# What is the precise definition of predual

How does one define "predual" and the surrounding notions? More specifically:

Why must there be only one predual of $X$ when $X$ is a Banach space? What is the correct notion of similarity here that gives this uniqueness? Is it isomorphic homeomorphism of Banach spaces? I'm also interested in the corresponding algebraic statement. Is it true that if $V$ is a vector space, then it has at most one predual?
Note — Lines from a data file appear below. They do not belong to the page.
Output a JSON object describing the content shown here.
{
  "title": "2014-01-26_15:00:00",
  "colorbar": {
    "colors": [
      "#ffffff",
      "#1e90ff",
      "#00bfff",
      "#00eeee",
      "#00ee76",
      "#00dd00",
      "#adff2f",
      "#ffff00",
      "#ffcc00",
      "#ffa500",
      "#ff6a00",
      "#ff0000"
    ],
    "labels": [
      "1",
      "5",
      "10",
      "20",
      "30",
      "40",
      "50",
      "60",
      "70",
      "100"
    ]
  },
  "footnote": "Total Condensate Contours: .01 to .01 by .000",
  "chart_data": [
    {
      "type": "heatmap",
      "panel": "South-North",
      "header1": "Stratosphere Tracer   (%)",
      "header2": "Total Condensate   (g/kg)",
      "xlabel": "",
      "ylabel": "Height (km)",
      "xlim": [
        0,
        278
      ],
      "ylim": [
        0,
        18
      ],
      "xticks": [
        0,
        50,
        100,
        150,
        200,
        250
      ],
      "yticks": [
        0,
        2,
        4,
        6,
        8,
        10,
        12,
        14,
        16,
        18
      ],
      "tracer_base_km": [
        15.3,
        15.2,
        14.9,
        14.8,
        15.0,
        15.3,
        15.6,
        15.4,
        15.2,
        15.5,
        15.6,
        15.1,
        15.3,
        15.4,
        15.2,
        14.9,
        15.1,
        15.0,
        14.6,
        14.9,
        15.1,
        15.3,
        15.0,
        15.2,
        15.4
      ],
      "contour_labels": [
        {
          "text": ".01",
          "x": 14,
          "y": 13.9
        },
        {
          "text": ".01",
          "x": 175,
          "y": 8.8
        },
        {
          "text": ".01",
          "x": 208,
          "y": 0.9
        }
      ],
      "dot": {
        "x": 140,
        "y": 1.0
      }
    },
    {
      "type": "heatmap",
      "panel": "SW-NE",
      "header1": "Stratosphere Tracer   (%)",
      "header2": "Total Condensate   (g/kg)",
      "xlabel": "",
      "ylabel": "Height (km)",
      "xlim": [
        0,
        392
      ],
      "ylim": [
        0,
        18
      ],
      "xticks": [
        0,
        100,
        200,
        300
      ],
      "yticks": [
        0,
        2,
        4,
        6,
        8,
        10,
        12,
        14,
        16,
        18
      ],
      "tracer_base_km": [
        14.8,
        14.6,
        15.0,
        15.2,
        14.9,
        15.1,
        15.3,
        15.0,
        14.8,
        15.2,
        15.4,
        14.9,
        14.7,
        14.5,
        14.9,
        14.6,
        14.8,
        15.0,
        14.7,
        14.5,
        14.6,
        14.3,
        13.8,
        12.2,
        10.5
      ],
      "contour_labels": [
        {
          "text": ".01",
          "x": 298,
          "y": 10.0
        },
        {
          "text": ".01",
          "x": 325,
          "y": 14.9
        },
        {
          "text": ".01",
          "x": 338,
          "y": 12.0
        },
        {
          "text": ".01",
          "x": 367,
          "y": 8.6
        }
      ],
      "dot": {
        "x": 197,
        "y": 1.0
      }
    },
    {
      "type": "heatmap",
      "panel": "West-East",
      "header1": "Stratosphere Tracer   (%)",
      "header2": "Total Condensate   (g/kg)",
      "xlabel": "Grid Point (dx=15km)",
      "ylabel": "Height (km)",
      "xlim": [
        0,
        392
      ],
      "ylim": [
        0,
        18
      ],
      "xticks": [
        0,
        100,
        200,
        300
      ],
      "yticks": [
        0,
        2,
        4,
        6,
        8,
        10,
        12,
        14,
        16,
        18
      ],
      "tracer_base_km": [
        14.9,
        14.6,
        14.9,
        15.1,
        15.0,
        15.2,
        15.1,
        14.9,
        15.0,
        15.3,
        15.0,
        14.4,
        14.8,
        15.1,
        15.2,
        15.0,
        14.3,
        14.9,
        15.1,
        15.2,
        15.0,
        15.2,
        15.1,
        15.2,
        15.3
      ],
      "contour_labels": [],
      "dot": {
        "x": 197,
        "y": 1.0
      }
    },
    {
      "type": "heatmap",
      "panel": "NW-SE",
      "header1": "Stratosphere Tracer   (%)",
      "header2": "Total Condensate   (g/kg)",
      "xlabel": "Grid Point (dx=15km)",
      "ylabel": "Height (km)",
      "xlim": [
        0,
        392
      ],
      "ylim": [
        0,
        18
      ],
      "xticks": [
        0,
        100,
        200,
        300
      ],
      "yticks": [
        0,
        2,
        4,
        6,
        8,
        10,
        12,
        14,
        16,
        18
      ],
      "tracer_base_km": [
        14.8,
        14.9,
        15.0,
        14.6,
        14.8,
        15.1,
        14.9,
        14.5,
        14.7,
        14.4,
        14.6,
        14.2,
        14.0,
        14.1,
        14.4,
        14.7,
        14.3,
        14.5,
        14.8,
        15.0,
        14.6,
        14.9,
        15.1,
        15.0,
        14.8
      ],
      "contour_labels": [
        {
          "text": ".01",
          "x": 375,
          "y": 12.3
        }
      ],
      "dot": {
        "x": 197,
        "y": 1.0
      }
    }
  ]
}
I have noticed from looking online that the predual of $B(H)$ is the trace class operators, and the predual of that is the compact operators, which strangely enough means that taking preduals doesn't always reduce the "size" of the space (I'm not able to be precise since I don't know the true meaning of the uniqueness of predual), even though in the algebraic setting, one always has the usual injection of a vector space into its dual. I suppose that this discrepancy is because in the analytic definition of dual, we require continuity, so that the dual vector of a vector $x$ in $X$ when $X$ is a Banach space need not actually be in the continuous dual $X^*$ of $X$?

-
What is true is that the predual of a von Neumann algebra is unique up to isometric isomorphism (that's part of Sakai's theorem characterizing von Neumann algebras as $C^\ast$-algebras that are dual spaces as Banach spaces). Generally, a Banach space has many preduals: $\ell^1$ has uncountably many pairwise non-isometrically isomorphic preduals (among which the function spaces $C(K)$ with $K$ a countable and compact Hausdorff space). –  t.b. Jun 4 '12 at 18:22
Thanks, that helps. Also, it just occurred to me that although the trace class operators may be a subset of the compact operators, there can still be an injection, even a nonsurjective one, from the compacts to the trace class operators. –  Jeff Jun 4 '12 at 18:27
After doing some internet searching, I have found a conspicuous level of avoidance of Sakai's theorem, as well as that people never define Von Neumann Algebras abstractly. Is this because the theorem is not considered pedagogically important, or because its proof is extremely difficult and not suitable for graduate students, or both? It seems I'd have to get a copy of Sakai's paper, which isn't available on Arxiv, not to mention I'm not even sure I have the prereqs to read it. –  Jeff Jun 4 '12 at 18:42
A paper from the fifties on ArXiV? :) Here's the original. Sakai's theorem is proved e.g. around Cor. III.3.9, p.135 in Takesaki, vol. I. I'm not an operator theorist but my suspicion is that (apart from historical reasons) many vNa's people look at "in practice" arise concretely, so that's a natural framework in some sense. The theory can easily and elegantly developed from the abstract point of view, that's done e.g. in Sakai's book. –  t.b. Jun 4 '12 at 19:00

As pointed out in comments, preduals of general Banach spaces are not unique, even up to (non-isometric) isomorphism. For example, see the paper by Benyamini and Lindenstrauss, A predual of $\ell_1$ which is not isomorphic to a $C(K)$ space (Israel J. Math. 13 (1972), 246-254) or related MathOverflow threads Preduals of B(E) and separable $L^1$ predual.